To the cops who came to arrest her, Ms. Parks politely replied, “You may do that.” She had come to see, as Palmer phrases it, that “no punishment anyone lays on you could possibly be worse than the punishment you lay on yourself by conspiring in your own diminishment.”
Two millennia ago a sleepless, sweat-soaked, blood-perspiring carpenter-cum-Christ heard the jingle of Roman panoply across a darkened olive grove. He had no scientific certainty, no litmus paper-perfect data, that his death would be anything other than one more assembly line butchery in Rome’s slaughterhouse of self-proclaimed saviors. Had he knelt there calculating the odds of changing eternity, he might well have moved to the back of the garden. His decision to step forward was rooted in the only sure place that full humanity can ever have: the deep inwardness the Holy Spirit who told him that he must do this thing.
When they said they’d come to arrest him, he courteously gave them permission (though he stipulated that his disciples be struck from the arrest warrant). “I am he” was the Aramaic equivalent of “You may do that.” From the moment they cuffed him and stuffed him, to the moment he died with a set prayer from a sampler as his last words, he moved in a faith as naked as the body which housed it. And for the same reason! The death squad chose not to sever his seamless robe but put the whole thing in the pot for a winner-take-all role of the dice. The Master decided to toss his entire being into a high-stakes gamble that he was who he knew himself to be. If he rolled snake-eyes and stayed dead, he was one more chump with a single round in the chamber of a pistol on the balcony at Monte Carlo.
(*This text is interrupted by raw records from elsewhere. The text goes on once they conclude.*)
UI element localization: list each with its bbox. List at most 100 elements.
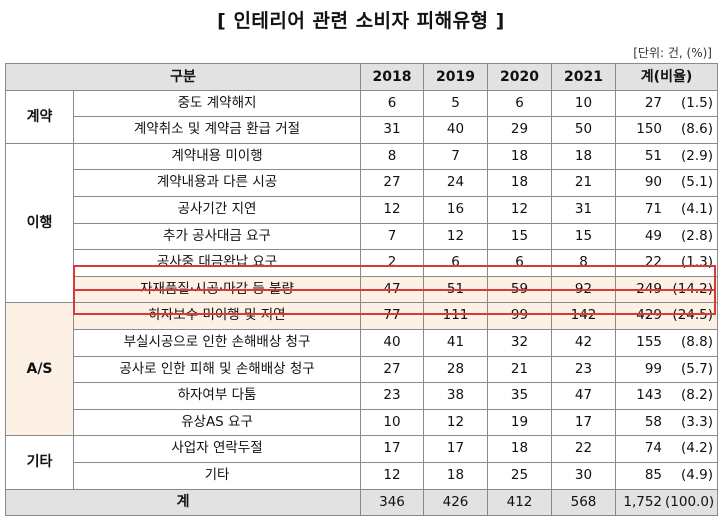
total-count: 49	[644, 227, 663, 244]
total-ratio: (2.8)	[681, 227, 714, 244]
value-cell: 15	[551, 222, 617, 251]
value-cell: 2	[360, 249, 425, 277]
item-cell: 계약내용과 다른 시공	[72, 169, 362, 197]
item-cell: 하자보수 미이행 및 지연	[72, 302, 362, 330]
total-count: 150	[636, 121, 663, 138]
total-cell: 249 (14.2)	[615, 275, 719, 304]
total-count: 22	[644, 254, 663, 271]
sum-value: 412	[487, 488, 553, 516]
total-ratio: (4.1)	[681, 201, 714, 218]
value-cell: 47	[360, 275, 425, 304]
value-cell: 6	[423, 249, 489, 277]
value-cell: 23	[360, 382, 425, 410]
value-cell: 24	[423, 169, 489, 197]
value-cell: 21	[551, 169, 617, 197]
sum-label: 계	[4, 488, 362, 516]
value-cell: 38	[423, 382, 489, 410]
table-row: 계약 중도 계약해지 6 5 6 10 27 (1.5)	[5, 89, 719, 144]
sum-total-cell: 1,752 (100.0)	[615, 488, 719, 516]
value-cell: 17	[360, 435, 425, 463]
table-row: 공사로 인한 피해 및 손해배상 청구 27 28 21 23 99 (5.7)	[6, 355, 719, 384]
table-row: 유상AS 요구 10 12 19 17 58 (3.3)	[6, 408, 719, 437]
total-count: 71	[644, 201, 663, 218]
table-row: 하자여부 다툼 23 38 35 47 143 (8.2)	[6, 382, 719, 410]
total-cell: 27 (1.5)	[615, 89, 719, 118]
table-row: 기타 사업자 연락두절 17 17 18 22 74 (4.2)	[5, 435, 719, 490]
value-cell: 21	[487, 355, 553, 384]
total-ratio: (4.2)	[681, 440, 714, 457]
value-cell: 41	[423, 328, 489, 357]
item-cell: 공사기간 지연	[72, 195, 362, 224]
value-cell: 92	[551, 275, 617, 304]
total-ratio: (1.5)	[681, 94, 714, 111]
sum-value: 426	[423, 488, 489, 516]
header-year: 2018	[360, 63, 425, 91]
total-ratio: (5.1)	[681, 174, 714, 191]
header-year: 2019	[423, 63, 489, 91]
value-cell: 27	[360, 169, 425, 197]
table-row: 공사중 대금완납 요구 2 6 6 8 22 (1.3)	[6, 249, 719, 277]
sum-value: 568	[551, 488, 617, 516]
value-cell: 7	[360, 222, 425, 251]
value-cell: 40	[360, 328, 425, 357]
total-count: 58	[644, 413, 663, 430]
value-cell: 6	[487, 89, 553, 118]
table-row: 계약내용과 다른 시공 27 24 18 21 90 (5.1)	[6, 169, 719, 197]
value-cell: 12	[423, 408, 489, 437]
value-cell: 32	[487, 328, 553, 357]
total-ratio: (4.9)	[681, 466, 714, 483]
total-cell: 150 (8.6)	[615, 116, 719, 144]
item-cell: 유상AS 요구	[72, 408, 362, 437]
value-cell: 29	[487, 116, 553, 144]
unit-label: [단위: 건, (%)]	[633, 46, 712, 60]
value-cell: 8	[360, 142, 425, 171]
value-cell: 10	[360, 408, 425, 437]
total-cell: 74 (4.2)	[615, 435, 719, 463]
value-cell: 10	[551, 89, 617, 118]
value-cell: 31	[360, 116, 425, 144]
total-cell: 85 (4.9)	[615, 461, 719, 490]
value-cell: 12	[487, 195, 553, 224]
table-row: A/S 하자보수 미이행 및 지연 77 111 99 142 429 (24.5)	[5, 302, 719, 437]
header-year: 2021	[551, 63, 617, 91]
value-cell: 17	[551, 408, 617, 437]
header-row: 구분 2018 2019 2020 2021 계(비율)	[4, 63, 719, 91]
value-cell: 8	[551, 249, 617, 277]
total-count: 27	[644, 94, 663, 111]
value-cell: 59	[487, 275, 553, 304]
total-ratio: (8.2)	[681, 387, 714, 404]
value-cell: 16	[423, 195, 489, 224]
damage-type-table: 구분 2018 2019 2020 2021 계(비율) 계약 중도 계약해지 6 5…	[4, 63, 719, 516]
value-cell: 15	[487, 222, 553, 251]
total-ratio: (24.5)	[672, 307, 714, 324]
total-count: 85	[644, 466, 663, 483]
total-cell: 143 (8.2)	[615, 382, 719, 410]
total-ratio: (8.6)	[681, 121, 714, 138]
total-count: 429	[636, 307, 663, 324]
table-row: 계약취소 및 계약금 환급 거절 31 40 29 50 150 (8.6)	[6, 116, 719, 144]
value-cell: 23	[551, 355, 617, 384]
value-cell: 51	[423, 275, 489, 304]
total-count: 74	[644, 440, 663, 457]
value-cell: 6	[360, 89, 425, 118]
total-cell: 49 (2.8)	[615, 222, 719, 251]
item-cell: 계약취소 및 계약금 환급 거절	[72, 116, 362, 144]
sum-total-count: 1,752	[623, 493, 663, 510]
total-ratio: (3.3)	[681, 413, 714, 430]
total-count: 99	[644, 360, 663, 377]
item-cell: 기타	[72, 461, 362, 490]
value-cell: 99	[487, 302, 553, 330]
total-cell: 155 (8.8)	[615, 328, 719, 357]
total-ratio: (5.7)	[681, 360, 714, 377]
value-cell: 18	[487, 435, 553, 463]
item-cell: 계약내용 미이행	[72, 142, 362, 171]
item-cell: 추가 공사대금 요구	[72, 222, 362, 251]
total-cell: 22 (1.3)	[615, 249, 719, 277]
value-cell: 40	[423, 116, 489, 144]
total-count: 155	[636, 333, 663, 350]
item-cell: 공사로 인한 피해 및 손해배상 청구	[72, 355, 362, 384]
table-row: 추가 공사대금 요구 7 12 15 15 49 (2.8)	[6, 222, 719, 251]
total-ratio: (2.9)	[681, 147, 714, 164]
page-title: [ 인테리어 관련 소비자 피해유형 ]	[217, 10, 505, 32]
total-cell: 58 (3.3)	[615, 408, 719, 437]
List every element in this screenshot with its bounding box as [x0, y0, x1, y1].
If this seems like heresy, rest assured: it is simply orthodox Chalcedonian Christianity. That ancient formulation, drafted to do down a quartet of pernicious heresies about the person of Christ, declares that he is “acknowledged in two natures without confusion, without change, without division, without separation.” Full incarnation requires the need for faith, a faith unconfused with divine foreknowledge.
Lent is a time to ponder our need to act without guarantees, to follow the specific call of Christ on our own lives in this very moment. It is a time for sitting - or even kneeling - when the world commands us to stand. It is a time for gambling when we cannot read the already-written gospel like a conman placing bets on a contest concluded an hour beforehand. It is a time for remembering that Jesus wasn’t cheating when he trusted himself to the Father, and that when he calls us to obey in the darkness, he does not do so as one who has known only light.